Il est un outil pratique indispensable à l'application d'une thérapie somato-émotionnelle raisonnable et raisonnée. Le protocole de traitement original apporte une systématique dans l'observation du patient pour déboucher sur une thérapeutique claire et facile à utiliser. Loin des techniques-recettes et des traitements-spectacles, l'efficacité de la méthode repose sur la qualité d'une relation vraiment thérapeutique, maître outil de la libération spontanée des " kystes émotionnels ".
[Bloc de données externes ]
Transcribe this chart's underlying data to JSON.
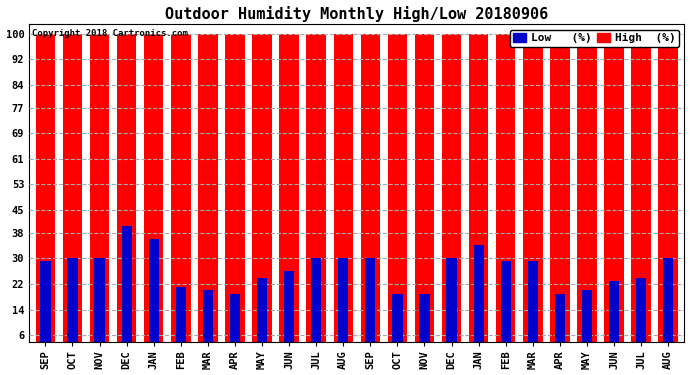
{
  "title": "Outdoor Humidity Monthly High/Low 20180906",
  "copyright": "Copyright 2018 Cartronics.com",
  "months": [
    "SEP",
    "OCT",
    "NOV",
    "DEC",
    "JAN",
    "FEB",
    "MAR",
    "APR",
    "MAY",
    "JUN",
    "JUL",
    "AUG",
    "SEP",
    "OCT",
    "NOV",
    "DEC",
    "JAN",
    "FEB",
    "MAR",
    "APR",
    "MAY",
    "JUN",
    "JUL",
    "AUG"
  ],
  "high_values": [
    100,
    100,
    100,
    100,
    100,
    100,
    100,
    100,
    100,
    100,
    100,
    100,
    100,
    100,
    100,
    100,
    100,
    100,
    100,
    100,
    100,
    100,
    100,
    100
  ],
  "low_values": [
    29,
    30,
    30,
    40,
    36,
    21,
    20,
    19,
    24,
    26,
    30,
    30,
    30,
    19,
    19,
    30,
    34,
    29,
    29,
    19,
    20,
    23,
    24,
    30
  ],
  "high_color": "#ff0000",
  "low_color": "#0000cc",
  "bg_color": "#ffffff",
  "plot_bg_color": "#ffffff",
  "grid_color": "#aaaaaa",
  "yticks": [
    6,
    14,
    22,
    30,
    38,
    45,
    53,
    61,
    69,
    77,
    84,
    92,
    100
  ],
  "ylim": [
    4,
    103
  ],
  "red_bar_width": 0.72,
  "blue_bar_width": 0.38,
  "title_fontsize": 11,
  "axis_fontsize": 7.5,
  "legend_fontsize": 8
}
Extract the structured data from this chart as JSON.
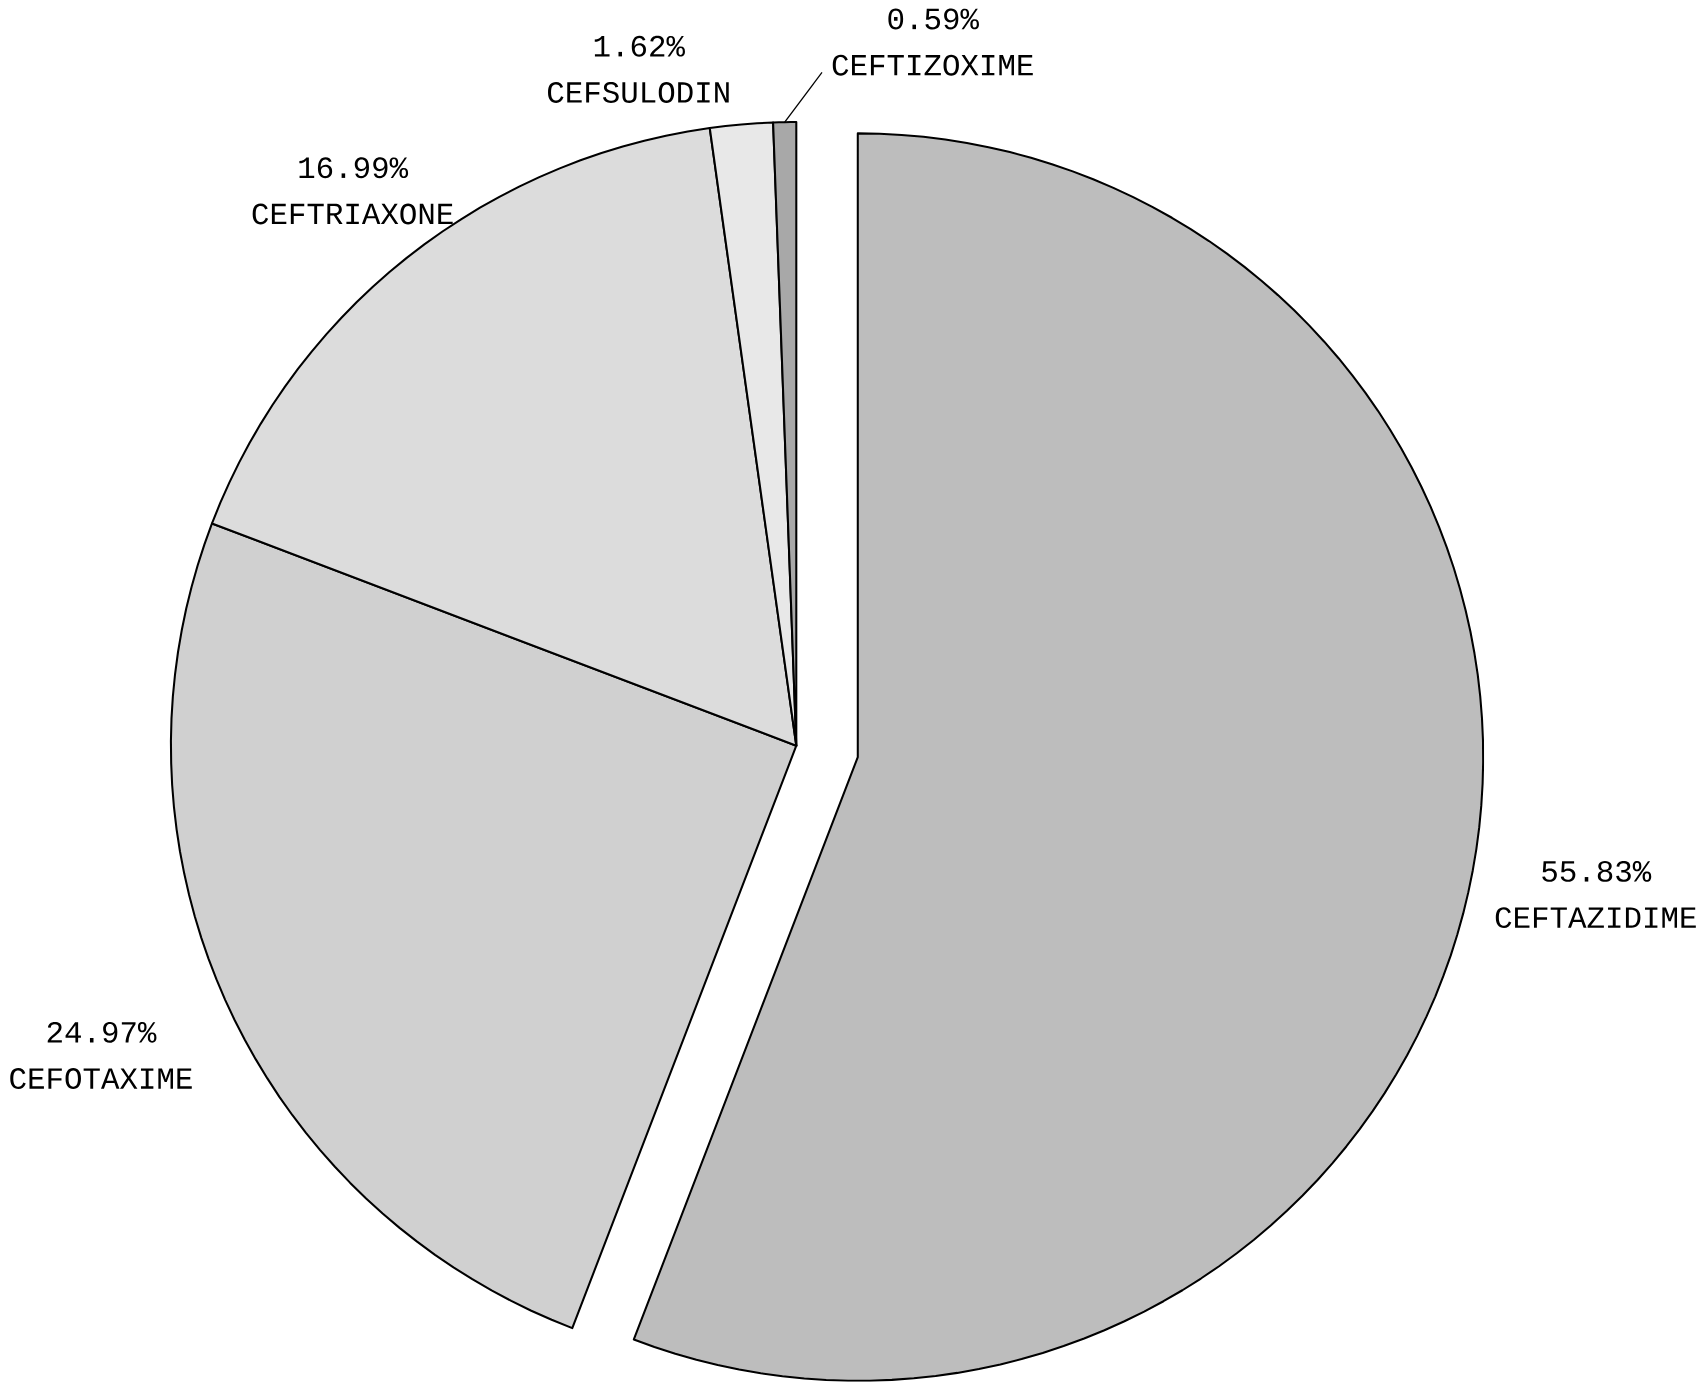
{
  "chart_data": {
    "type": "pie",
    "categories": [
      "CEFTAZIDIME",
      "CEFOTAXIME",
      "CEFTRIAXONE",
      "CEFSULODIN",
      "CEFTIZOXIME"
    ],
    "values": [
      55.83,
      24.97,
      16.99,
      1.62,
      0.59
    ],
    "value_labels": [
      "55.83%",
      "24.97%",
      "16.99%",
      "1.62%",
      "0.59%"
    ],
    "colors": [
      "#bdbdbd",
      "#d0d0d0",
      "#dcdcdc",
      "#e8e8e8",
      "#a8a8a8"
    ]
  }
}
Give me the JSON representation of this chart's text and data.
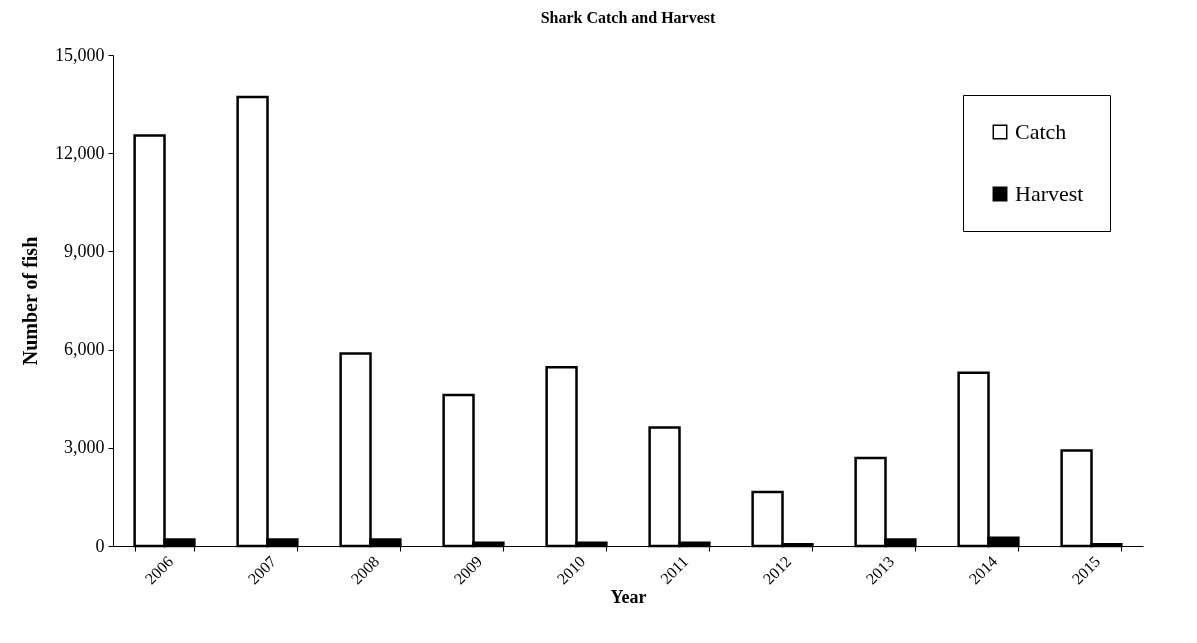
{
  "chart_data": {
    "type": "bar",
    "title": "Shark Catch and Harvest",
    "xlabel": "Year",
    "ylabel": "Number of fish",
    "categories": [
      "2006",
      "2007",
      "2008",
      "2009",
      "2010",
      "2011",
      "2012",
      "2013",
      "2014",
      "2015"
    ],
    "series": [
      {
        "name": "Catch",
        "color": "#ffffff",
        "values": [
          12540,
          13720,
          5880,
          4610,
          5460,
          3620,
          1650,
          2690,
          5290,
          2920
        ]
      },
      {
        "name": "Harvest",
        "color": "#000000",
        "values": [
          200,
          200,
          200,
          100,
          100,
          100,
          50,
          200,
          250,
          50
        ]
      }
    ],
    "ylim": [
      0,
      15000
    ],
    "yticks": [
      0,
      {
        "value": 3000,
        "label": "3,000"
      },
      {
        "value": 6000,
        "label": "6,000"
      },
      {
        "value": 9000,
        "label": "9,000"
      },
      {
        "value": 12000,
        "label": "12,000"
      },
      {
        "value": 15000,
        "label": "15,000"
      }
    ],
    "grid": false,
    "legend": "top right"
  }
}
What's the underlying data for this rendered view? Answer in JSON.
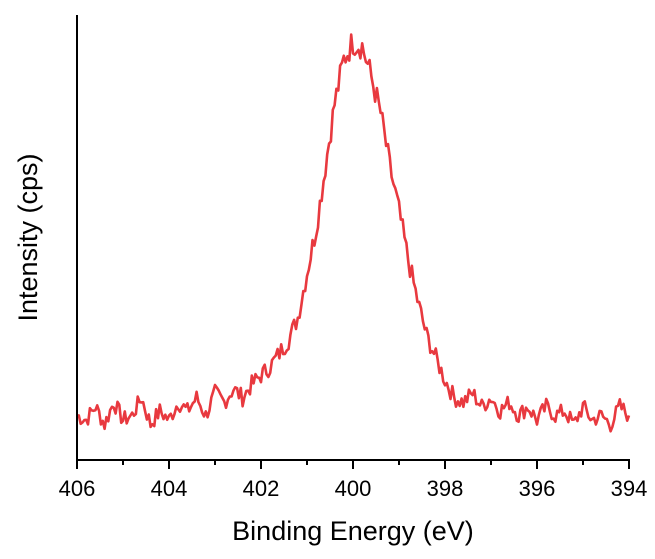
{
  "chart_data": {
    "type": "line",
    "title": "",
    "xlabel": "Binding Energy (eV)",
    "ylabel": "Intensity (cps)",
    "xlim": [
      406,
      394
    ],
    "x_reversed": true,
    "ylim": [
      0,
      1.0
    ],
    "y_tick_labels_visible": false,
    "x_ticks": [
      406,
      404,
      402,
      400,
      398,
      396,
      394
    ],
    "x_tick_labels": [
      "406",
      "404",
      "402",
      "400",
      "398",
      "396",
      "394"
    ],
    "grid": false,
    "legend": "none",
    "series": [
      {
        "color": "#e8393f",
        "x": [
          406.0,
          405.8,
          405.6,
          405.4,
          405.2,
          405.0,
          404.8,
          404.6,
          404.4,
          404.2,
          404.0,
          403.8,
          403.6,
          403.4,
          403.2,
          403.0,
          402.8,
          402.6,
          402.4,
          402.2,
          402.0,
          401.8,
          401.6,
          401.4,
          401.2,
          401.0,
          400.8,
          400.6,
          400.4,
          400.2,
          400.0,
          399.8,
          399.6,
          399.4,
          399.2,
          399.0,
          398.8,
          398.6,
          398.4,
          398.2,
          398.0,
          397.8,
          397.6,
          397.4,
          397.2,
          397.0,
          396.8,
          396.6,
          396.4,
          396.2,
          396.0,
          395.8,
          395.6,
          395.4,
          395.2,
          395.0,
          394.8,
          394.6,
          394.4,
          394.2,
          394.0
        ],
        "y": [
          0.1,
          0.09,
          0.12,
          0.08,
          0.13,
          0.09,
          0.1,
          0.14,
          0.08,
          0.11,
          0.09,
          0.13,
          0.11,
          0.14,
          0.1,
          0.15,
          0.13,
          0.16,
          0.14,
          0.17,
          0.19,
          0.21,
          0.24,
          0.27,
          0.32,
          0.42,
          0.52,
          0.66,
          0.8,
          0.9,
          0.94,
          0.93,
          0.86,
          0.78,
          0.66,
          0.56,
          0.45,
          0.36,
          0.28,
          0.23,
          0.18,
          0.14,
          0.13,
          0.15,
          0.12,
          0.14,
          0.11,
          0.13,
          0.1,
          0.12,
          0.09,
          0.12,
          0.1,
          0.11,
          0.08,
          0.12,
          0.09,
          0.1,
          0.08,
          0.12,
          0.1
        ]
      }
    ]
  }
}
Ce livre intéressera les ostéopathes en recherche d'un écrit de référence sur le sujet et tous les thérapeutes ou médecins qui voient le corps dans ses liens avec l'émotion. Dans un monde médical où l'évolution de la technologie semble prendre le pas sur la médecine humaine, ce livre est certainement une bouffée d'oxygène pour tout professionnel de la santé qui vit au quotidien l'importance de la relation thérapeutique. Dans le monde paramédical où l'émotionnel et l'énergétique ouvrent parfois la porte à des pratiques " nouvelles ", ce livre apporte certainement un chaînon rationnel qui permet un cadrage précis du travail somato-émotionnel.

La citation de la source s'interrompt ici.